S'agissant du cas qui nous occupe, ce qu'a perdu la caution c'est le bénéfice d'une hypothèque et d'un nantissement potentiels pour raison de ce que le créancier n'avait pas obtenu que les promesses dont il était bénéficiaire soient suivies d'effet. Or, la jurisprudence a établi, en des termes plutôt clairs, qu'une promesse d'hypothèque n'est pas un droit préférentiel (10) et qu'une promesse de nantissement ne permet pas à la caution d'invoquer l'article 2314 du Code civil (11). Sur ce fondement, il est des plus douteux qu'un quelconque droit certain ait été anéanti à la défaveur de la caution. L'arrêt commenté le met bien en exergue : la promesse de sûreté n'a rien d'une sûreté provisoire. Par conséquent, la caution, en l'espèce, ne pouvait légitimement prétendre avoir subi un préjudice du simple fait que les promesses de sûretés étaient demeurées lettres mortes.

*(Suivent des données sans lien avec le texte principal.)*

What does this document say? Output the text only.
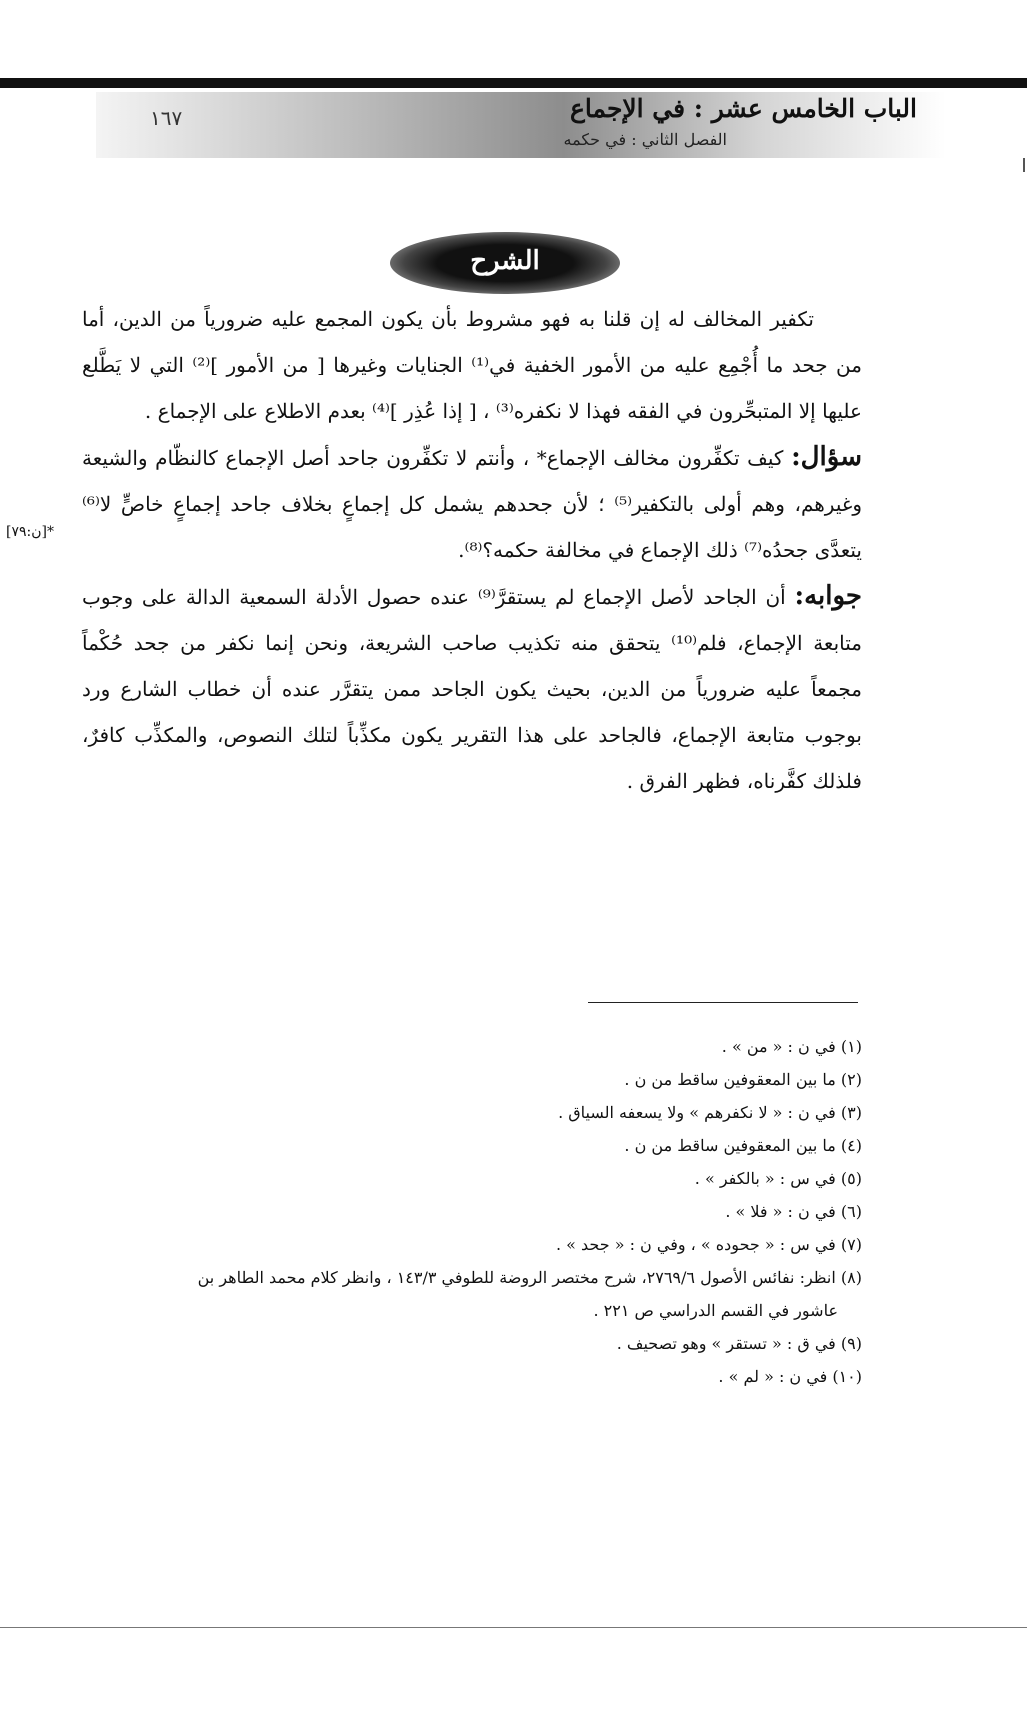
١٦٧	الباب الخامس عشر : في الإجماع
الفصل الثاني : في حكمه
الشرح
[ن:٧٩]*

تكفير المخالف له إن قلنا به فهو مشروط بأن يكون المجمع عليه ضرورياً من الدين، أما من جحد ما أُجْمِع عليه من الأمور الخفية في⁽¹⁾ الجنايات وغيرها [ من الأمور ]⁽²⁾ التي لا يَطَّلع عليها إلا المتبحِّرون في الفقه فهذا لا نكفره⁽³⁾ ، [ إذا عُذِر ]⁽⁴⁾ بعدم الاطلاع على الإجماع .

سؤال: كيف تكفِّرون مخالف الإجماع* ، وأنتم لا تكفِّرون جاحد أصل الإجماع كالنظّام والشيعة وغيرهم، وهم أولى بالتكفير⁽⁵⁾ ؛ لأن جحدهم يشمل كل إجماعٍ بخلاف جاحد إجماعٍ خاصٍّ لا⁽⁶⁾ يتعدَّى جحدُه⁽⁷⁾ ذلك الإجماع في مخالفة حكمه؟⁽⁸⁾.

جوابه: أن الجاحد لأصل الإجماع لم يستقرَّ⁽⁹⁾ عنده حصول الأدلة السمعية الدالة على وجوب متابعة الإجماع، فلم⁽¹⁰⁾ يتحقق منه تكذيب صاحب الشريعة، ونحن إنما نكفر من جحد حُكْماً مجمعاً عليه ضرورياً من الدين، بحيث يكون الجاحد ممن يتقرَّر عنده أن خطاب الشارع ورد بوجوب متابعة الإجماع، فالجاحد على هذا التقرير يكون مكذِّباً لتلك النصوص، والمكذِّب كافرٌ، فلذلك كفَّرناه، فظهر الفرق .

(١) في ن : « من » .
(٢) ما بين المعقوفين ساقط من ن .
(٣) في ن : « لا نكفرهم » ولا يسعفه السياق .
(٤) ما بين المعقوفين ساقط من ن .
(٥) في س : « بالكفر » .
(٦) في ن : « فلا » .
(٧) في س : « جحوده » ، وفي ن : « جحد » .
(٨) انظر: نفائس الأصول ٢٧٦٩/٦، شرح مختصر الروضة للطوفي ١٤٣/٣ ، وانظر كلام محمد الطاهر بن
عاشور في القسم الدراسي ص ٢٢١ .
(٩) في ق : « تستقر » وهو تصحيف .
(١٠) في ن : « لم » .
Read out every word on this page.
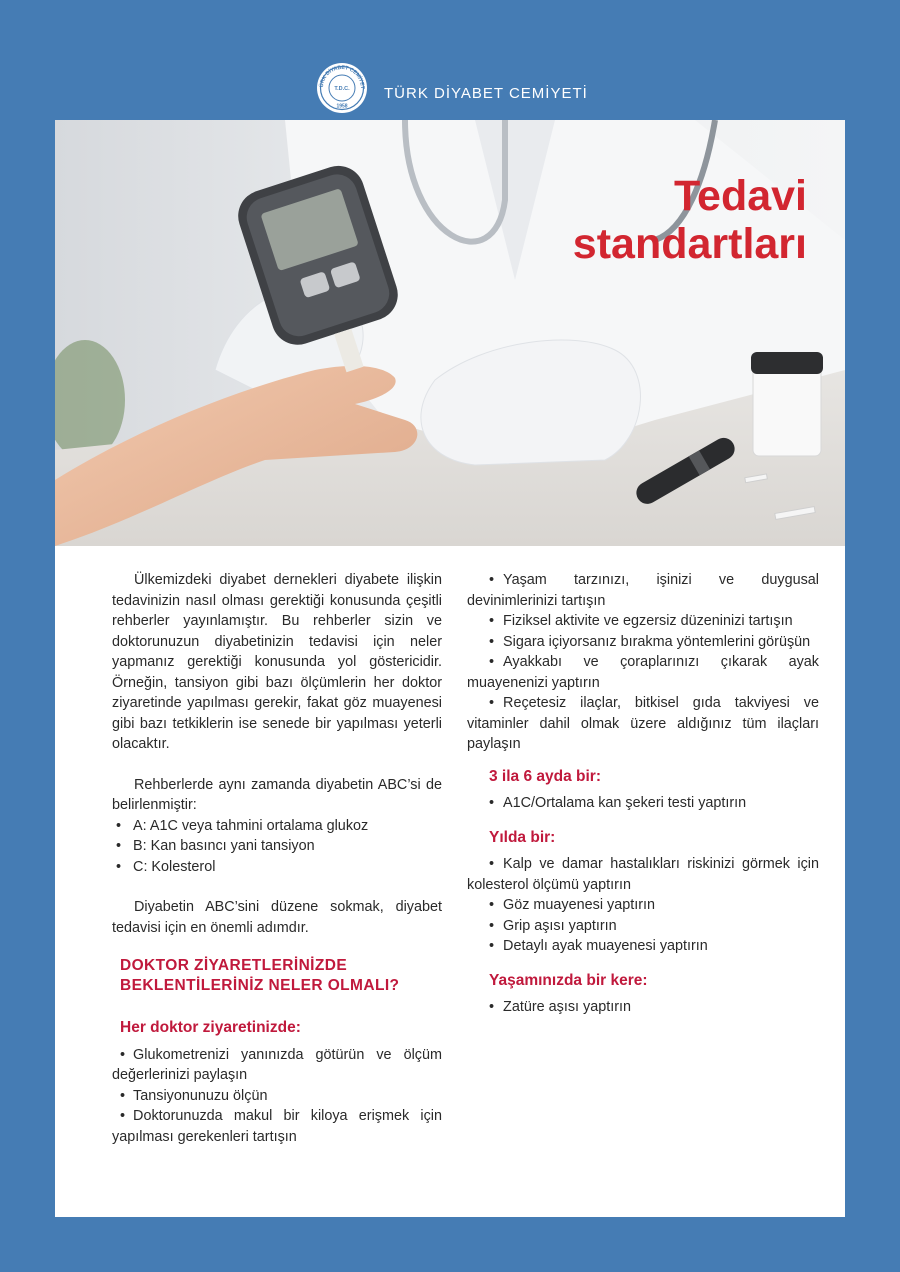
ÜRK DİYABET CEMİYET
T.D.C.
1958
TÜRK DİYABET CEMİYETİ
Tedavi
standartları

Ülkemizdeki diyabet dernekleri diyabete ilişkin tedavinizin nasıl olması gerektiği konusunda çeşitli rehberler yayınlamıştır. Bu rehberler sizin ve doktorunuzun diyabetinizin tedavisi için neler yapmanız gerektiği konusunda yol göstericidir. Örneğin, tansiyon gibi bazı ölçümlerin her doktor ziyaretinde yapılması gerekir, fakat göz muayenesi gibi bazı tetkiklerin ise senede bir yapılması yeterli olacaktır.

Rehberlerde aynı zamanda diyabetin ABC’si de belirlenmiştir:

• A: A1C veya tahmini ortalama glukoz
• B: Kan basıncı yani tansiyon
• C: Kolesterol

Diyabetin ABC’sini düzene sokmak, diyabet tedavisi için en önemli adımdır.

DOKTOR ZİYARETLERİNİZDE
BEKLENTİLERİNİZ NELER OLMALI?
Her doktor ziyaretinizde:
• Glukometrenizi yanınızda götürün ve ölçüm değerlerinizi paylaşın
• Tansiyonunuzu ölçün
• Doktorunuzda makul bir kiloya erişmek için yapılması gerekenleri tartışın
• Yaşam tarzınızı, işinizi ve duygusal devinimlerinizi tartışın
• Fiziksel aktivite ve egzersiz düzeninizi tartışın
• Sigara içiyorsanız bırakma yöntemlerini görüşün
• Ayakkabı ve çoraplarınızı çıkarak ayak muayenenizi yaptırın
• Reçetesiz ilaçlar, bitkisel gıda takviyesi ve vitaminler dahil olmak üzere aldığınız tüm ilaçları paylaşın
3 ila 6 ayda bir:
• A1C/Ortalama kan şekeri testi yaptırın
Yılda bir:
• Kalp ve damar hastalıkları riskinizi görmek için kolesterol ölçümü yaptırın
• Göz muayenesi yaptırın
• Grip aşısı yaptırın
• Detaylı ayak muayenesi yaptırın
Yaşamınızda bir kere:
• Zatüre aşısı yaptırın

Ensuite, le créancier doit être à l'origine exclusive de ladite perte.
En admettant (ce qui, encore une fois, ne nous semble pas être le cas) qu'une promesse de sûreté pourrait constituer un droit préférentiel, pour que l'ancien article 2037 du Code civil s'applique dans notre affaire, encore aurait-il fallu que le créancier soit à l'origine de la prétendue perte de cette prérogative.
Lorsqu'est consentie une sûreté provisoire (12) ou une sûreté légale (13), qu'il suffit d'inscrire pour qu'elle devienne efficace, la négligence du créancier qui omettrait de procéder à ladite inscription est clairement une faute sanctionnée par le jeu de l'actuel article 2314 du Code civil (14) : d'ailleurs, l'attendu principal le rappelle expressément (15). L'opinion des juges de cassation est qu'il en va différemment en matière de promesse de sûreté, les magistrats relevant en ce cas "que la constitution de la sûreté est au seul pouvoir du promettant". Si l'on admet qu'en matière de promesse de sûreté le promettant est incontournable lorsqu'il s'agit de rendre la sûreté effective, alors oui : il est sévère de faire peser sur les épaules du seul créancier, même professionnel du crédit, la charge d'obtenir in fine des sûretés. Mais, est-ce vraiment le cas ? Cela ne souffre d'aucun débat en matière d'hypothèque où l'acte authentique, incontournable, requiert que le promettant/futur constituant se présente devant le notaire (16). Pour ce qui est d'une promesse ayant pour objet une sûreté dépourvue de presque tout formalisme, un nantissement de créance, par exemple on peut se montrer plus circonspect : ne pourrait-on pas considérer que si elle détaille suffisamment la sûreté promise, la promesse de sûreté vaut sûreté et qu'il suffit alors au créancier de lever l'option ? En pratique, cette situation est assez peu susceptible de se présenter, mais elle laisse à penser que la "consensualisation" du droit des sûretés pourrait conduire à légèrement tempérer la position de la Cour de cassation pour l'avenir. La réforme de 2006 pourrait ainsi conduire à légèrement nuancer les conclusions de l'arrêt du 19 novembre 2009.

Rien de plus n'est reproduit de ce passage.